Lindenfest: Ein Satz mit X

(27. Juni 2015) Erst regnet es fies, dann gießt es, zwischendurch schüttet es wie aus Kübeln und zum Schluß öffnet der Himmel seine Pforten. Und als dann endlich in Berkersheim und für das Lindenfest eben dort der Regen aufhört, habe ich ein Déjà-vu: Keiner interessiert sich für Zaubern (siehe meinen letztjährigen Blog-Eintrag). Das ist auch mal eine interessante Erfahrung, denn normalerweise kommen mindestens mal die Kinder gerannt und man kann nicht einmal in Ruhe aufbauen: Hier nicht. Nicht dass keine Kinder da wären, aber es gibt Kinderspiele, Ponyreiten und Traktorfahren und das scheint deutlich mehr zu ziehen als alles andere. Und so ziehe ich nach einer Stunde Regen und einer Stunde Erfolglosigkeit (ich habe genau eine Routine für zwei junge Damen und ihre Mutter gespielt!) mehr oder minder unverrichteter Dinge wieder ab - und bin um eine Erfahrung reicher.
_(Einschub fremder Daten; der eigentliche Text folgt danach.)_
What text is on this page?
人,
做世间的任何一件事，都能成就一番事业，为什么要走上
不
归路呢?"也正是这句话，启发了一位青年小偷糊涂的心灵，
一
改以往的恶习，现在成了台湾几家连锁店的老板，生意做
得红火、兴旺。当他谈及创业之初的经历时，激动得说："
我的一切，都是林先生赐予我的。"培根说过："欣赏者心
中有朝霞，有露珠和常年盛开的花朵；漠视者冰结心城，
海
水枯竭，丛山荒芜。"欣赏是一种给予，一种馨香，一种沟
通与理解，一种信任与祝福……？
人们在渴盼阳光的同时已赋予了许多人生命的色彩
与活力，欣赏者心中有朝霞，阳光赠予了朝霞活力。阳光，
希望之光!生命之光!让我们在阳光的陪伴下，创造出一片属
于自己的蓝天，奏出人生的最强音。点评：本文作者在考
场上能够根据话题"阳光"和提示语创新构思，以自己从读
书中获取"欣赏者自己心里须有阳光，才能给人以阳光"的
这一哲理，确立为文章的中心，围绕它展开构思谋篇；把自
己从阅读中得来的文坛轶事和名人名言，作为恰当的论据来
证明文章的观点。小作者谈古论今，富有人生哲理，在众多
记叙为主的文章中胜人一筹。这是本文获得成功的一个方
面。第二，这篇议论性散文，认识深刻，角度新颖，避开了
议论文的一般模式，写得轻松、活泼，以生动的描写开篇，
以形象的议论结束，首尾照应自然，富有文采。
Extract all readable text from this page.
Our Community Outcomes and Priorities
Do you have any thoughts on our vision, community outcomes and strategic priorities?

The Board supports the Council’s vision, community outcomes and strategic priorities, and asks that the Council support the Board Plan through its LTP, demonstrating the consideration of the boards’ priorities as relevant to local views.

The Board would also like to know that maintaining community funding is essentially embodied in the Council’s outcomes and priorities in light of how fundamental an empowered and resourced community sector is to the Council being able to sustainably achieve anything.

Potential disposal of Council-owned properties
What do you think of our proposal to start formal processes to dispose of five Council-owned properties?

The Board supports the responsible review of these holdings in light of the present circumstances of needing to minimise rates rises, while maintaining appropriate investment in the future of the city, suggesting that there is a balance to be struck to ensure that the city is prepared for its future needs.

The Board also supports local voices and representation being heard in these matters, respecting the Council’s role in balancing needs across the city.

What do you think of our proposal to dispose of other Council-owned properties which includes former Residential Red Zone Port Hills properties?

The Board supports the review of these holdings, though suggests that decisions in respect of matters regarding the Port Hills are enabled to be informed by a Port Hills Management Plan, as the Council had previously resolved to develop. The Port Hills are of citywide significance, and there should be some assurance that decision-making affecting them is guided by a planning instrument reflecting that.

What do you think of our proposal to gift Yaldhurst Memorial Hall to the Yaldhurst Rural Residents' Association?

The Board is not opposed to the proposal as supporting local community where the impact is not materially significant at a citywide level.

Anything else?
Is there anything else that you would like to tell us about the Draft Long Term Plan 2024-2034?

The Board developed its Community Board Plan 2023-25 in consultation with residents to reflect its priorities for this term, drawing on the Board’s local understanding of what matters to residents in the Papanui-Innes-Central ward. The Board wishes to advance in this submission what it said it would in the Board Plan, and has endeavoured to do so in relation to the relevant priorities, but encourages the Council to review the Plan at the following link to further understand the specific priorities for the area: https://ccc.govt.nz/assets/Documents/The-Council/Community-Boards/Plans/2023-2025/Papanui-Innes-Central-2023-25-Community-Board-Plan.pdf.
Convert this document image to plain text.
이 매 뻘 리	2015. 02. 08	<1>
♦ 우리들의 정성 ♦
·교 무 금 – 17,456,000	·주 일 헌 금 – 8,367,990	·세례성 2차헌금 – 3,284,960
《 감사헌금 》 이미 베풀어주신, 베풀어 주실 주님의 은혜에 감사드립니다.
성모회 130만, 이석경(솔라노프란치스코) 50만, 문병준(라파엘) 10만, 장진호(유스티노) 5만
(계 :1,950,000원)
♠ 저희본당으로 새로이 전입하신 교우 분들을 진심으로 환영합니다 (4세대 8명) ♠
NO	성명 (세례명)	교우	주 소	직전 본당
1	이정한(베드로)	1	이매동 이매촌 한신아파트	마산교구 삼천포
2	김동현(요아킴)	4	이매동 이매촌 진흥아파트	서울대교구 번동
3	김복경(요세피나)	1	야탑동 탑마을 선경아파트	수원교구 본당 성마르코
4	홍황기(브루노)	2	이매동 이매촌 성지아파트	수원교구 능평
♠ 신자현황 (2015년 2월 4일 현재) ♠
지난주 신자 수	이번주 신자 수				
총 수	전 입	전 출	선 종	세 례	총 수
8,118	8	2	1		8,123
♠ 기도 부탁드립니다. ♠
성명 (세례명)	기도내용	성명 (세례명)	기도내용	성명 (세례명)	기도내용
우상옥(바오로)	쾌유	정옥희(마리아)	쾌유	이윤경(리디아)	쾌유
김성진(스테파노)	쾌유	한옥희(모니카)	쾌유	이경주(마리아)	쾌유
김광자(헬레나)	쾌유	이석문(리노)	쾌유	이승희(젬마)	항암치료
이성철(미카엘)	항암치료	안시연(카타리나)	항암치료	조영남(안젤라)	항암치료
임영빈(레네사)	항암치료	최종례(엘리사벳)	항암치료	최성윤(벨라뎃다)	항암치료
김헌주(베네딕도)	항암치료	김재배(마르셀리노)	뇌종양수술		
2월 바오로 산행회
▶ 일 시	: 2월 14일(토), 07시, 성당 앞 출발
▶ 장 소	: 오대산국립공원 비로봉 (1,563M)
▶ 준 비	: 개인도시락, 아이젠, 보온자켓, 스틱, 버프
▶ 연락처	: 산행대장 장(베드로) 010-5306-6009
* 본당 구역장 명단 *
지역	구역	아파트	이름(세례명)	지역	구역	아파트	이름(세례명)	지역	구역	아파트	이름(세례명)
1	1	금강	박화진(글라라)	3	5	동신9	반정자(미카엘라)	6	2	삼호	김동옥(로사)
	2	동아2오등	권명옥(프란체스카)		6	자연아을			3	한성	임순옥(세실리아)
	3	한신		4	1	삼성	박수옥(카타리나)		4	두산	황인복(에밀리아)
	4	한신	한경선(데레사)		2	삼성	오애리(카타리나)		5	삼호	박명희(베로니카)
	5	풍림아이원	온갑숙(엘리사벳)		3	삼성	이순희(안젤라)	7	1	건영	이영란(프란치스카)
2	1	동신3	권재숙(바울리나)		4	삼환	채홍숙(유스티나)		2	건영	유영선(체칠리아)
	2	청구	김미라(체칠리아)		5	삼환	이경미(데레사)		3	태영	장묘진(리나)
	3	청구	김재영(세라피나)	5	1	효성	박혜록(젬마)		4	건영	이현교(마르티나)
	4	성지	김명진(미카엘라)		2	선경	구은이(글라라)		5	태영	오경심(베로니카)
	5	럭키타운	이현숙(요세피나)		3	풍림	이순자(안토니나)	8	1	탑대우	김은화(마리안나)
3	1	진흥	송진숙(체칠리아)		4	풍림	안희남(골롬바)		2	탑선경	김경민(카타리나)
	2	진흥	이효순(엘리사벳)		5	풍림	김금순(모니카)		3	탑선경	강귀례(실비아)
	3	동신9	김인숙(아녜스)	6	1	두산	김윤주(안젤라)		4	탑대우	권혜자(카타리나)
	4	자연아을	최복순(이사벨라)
P.S.: Mir ist soeben (30. Juni 2015) aufgefallen, dass die Überschrift vielleicht etwas irreführend ist, denn das Lindenfest an sich, war - nachdem der Regen weg war - eine tolle Veranstaltung!

Sonntag, 14. Juni 2015

It's always the singer, never the song!

(14. Juni 2015) Der Spruch meint: Wenn um Unterhaltung geht, kommt sehr viel mehr auf die Präsentation an, als auf den Inhalt. Das ist natürlich eine Überspitzung (die Heidi-Titelmelodie macht auch ein Bruce Springsteen nicht zu einem Meisterwerk), aber was Wahres ist schon dran. Zum Beweis, hier zweimal derselbe Effekt von zwei sehr verschiedenen Zauberern:



So gleich und doch so verschieden, oder?

Sonntag, 7. Juni 2015

Über 30 Grad und die Soße läuft

(6. Juni 2015) Kein appetitliches Thema für einen appetitlichen, kleinen Blog-Eintrag, oder? Aber was wahr ist, muss wahr bleiben: Es war brüllend heiß und während meines Auftritts angelegentlich des Sommerfestes am Frankfurter Bergs ist mir teilweise der Schweiß von der Stirn auf die Brille getropft, sodass ich kaum weitermachen konnte. Aber ich muss als Zauberer nun mal am Kostüm erkennbar sein, das habe ich in den zurückliegenden Jahren gelernt. Vielleicht liegt das daran, dass ich in anderen Funktionen in "unseren" Stadtteilen zu bekannt bin, sodass es des klaren visuellen Signals bedarf: Ah, er ist als Zauberer da. Aber der Reihe nach ...
Da war zunächst einmal dieses Swing-Orchester und die haben zwei Sachen gespielt: Ersten Swing und zweitens laut. Nicht dass sie es nicht gekonnt hätten, ganz im Gegenteil! Aber laut ist laut und laut ist der Tod der Kunst, die ich zu erheblichen Teilen über Sprache transportiere. Also baue ich meinen Tisch weit vom Orchester entfernt auf und bin froh meine beiden spanischen Wände mitgebracht zu haben, mit denen ich meinen Tisch etwas abschirmen kann.
Zum Auftritt an sich gibt es nicht viel zu sagen: Es bildet sich eine Traube, sobald ich anfange zu zaubern. Wie immer gehen die Sachen die unmittelbar und schnell sind, wie z.B. die Routine mit der Papierschlange (hier ein Beispiel auf Youtube) und der verbrannte Euro. Was mich ziemlich gewundert hat ist, dass die Routine Eyephone 10 (hier vom Meister Lee Smith höchstpersönlich auf Youtube) nicht so dolle ankommt, wie ich gehofft hatte. Ich finde die total witzig und überraschend, aber ich habe sie zwei, dreimal gespielt und nicht die Reaktion bekommen habe, die ich erwartet hatte. Aber es gilt wie immer: Der Wurm muss dem Fisch schmecken, nicht dem Angler.
Und alles endet damit, dass ich, nachdem ich abgebaut habe und auf der Suche nach dem Vorsitzenden des veranstaltenden Vereinsringes über den Platz schlendere, von einem Jungen von ca. 7 Jahren beiläufig angesprochen werde: "Gut gezaubert, Karsten." Na, wenn er's sagt ...

Ein Satz mit X ...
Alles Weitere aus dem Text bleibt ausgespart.